Рассмотрение вышеназванных текстов в едином комплексе, благодаря введению понятия «романтическая пародия» и изучению данных произведений сквозь призму «романтической пародии», позволяет выявить закономерности развития литературного процесса, приводит к новому взгляду на литературную эволюцию романтического направления в Германии, что составляет актуальность исследования. По нашему мнению, именно трансформация категории «романтической иронии» в «романтическую пародию» дает возможность СОположить прежде не сопоставлявшиеся в таком контексте произведения в единый типологический ряд, во-первых, а также объясняет, как с помощью «романтической пародии» немецкой романтической литературе удалось избежать неизбежного вырождения, не перерасти в эпигонство и продолжать полноценно существовать в Германии - во-вторых.

Итак, опираясь, с одной стороны, на эстетические взгляды Ф. Шлегеля, упоминающего «романтическую пародию» в своих работах, но не разрабатывающего данную дефиницию в силу отсутствия потребности в этом термине на раннем этапе, и на позднеромантические тексты, в которых явственно прослеживается трансформация «романтической иронии», - с другой, мы определяем «романтическую пародию» как пародирование без отрицания исходных идей и приемов романтизма первого этапа. «Романтическая пародия» указывает на исчерпанность и конечность акта творчества путем повторяющихся комплексов: идейно-тематических, мотивных, сюжетных, языковых. Видимая завершенность и уяснение смысла в финале произведения романтиков второго этапа отнюдь не является итогом именно потому, что в их текстах нет отказа от той высокой духовности, которая лежала в основе произведений первого этапа.

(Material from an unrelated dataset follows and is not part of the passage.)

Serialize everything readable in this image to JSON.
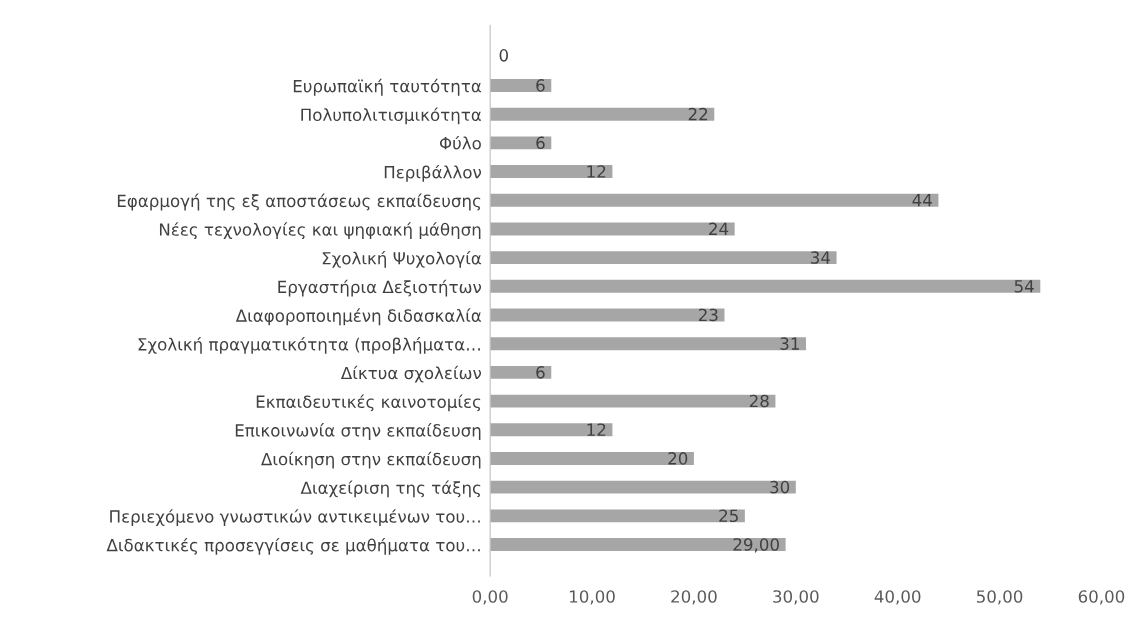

«Романтическая пародия» не отрицает полностью романтические идеи и образы, скорее наоборот, под «романтической пародией» следует понимать улыбку автора (или авторов) по поводу того, во что верили раньше, над тем, от чего отказаться невозможно, ибо в душе сохраняется мечта о принципиальной возможности достижения идеала. Подшучивая над романтическими ценностями, поздние романтики постоянно подчёркивают их иллюзорность, но отнюдь не подвергают осмеянию. Средствами создания «романтической пародии», в отличие от «романтической иронии», связанной, прежде всего, с философским принципом познания мира, являются травестия и парадокс, где последний выступает связующим звеном между романтической пародией и романтической иронией.

Давая определение «романтической пародии», мы пользовались теоретическими положениями исследований Тынянова Ю.Н. (5), наиболее полно разрабатывающего и анализирующего теорию пародии. В работе также учитывается концепция Бахтина М.М., продолжающего традицию Тынянова Ю.Н. Бахтин М.М. указывает на амбивалентный характер пародии, которая «не была... голым отрицанием пародируемого» и не сводит пародию только к стилистическому разделу поэтики (6).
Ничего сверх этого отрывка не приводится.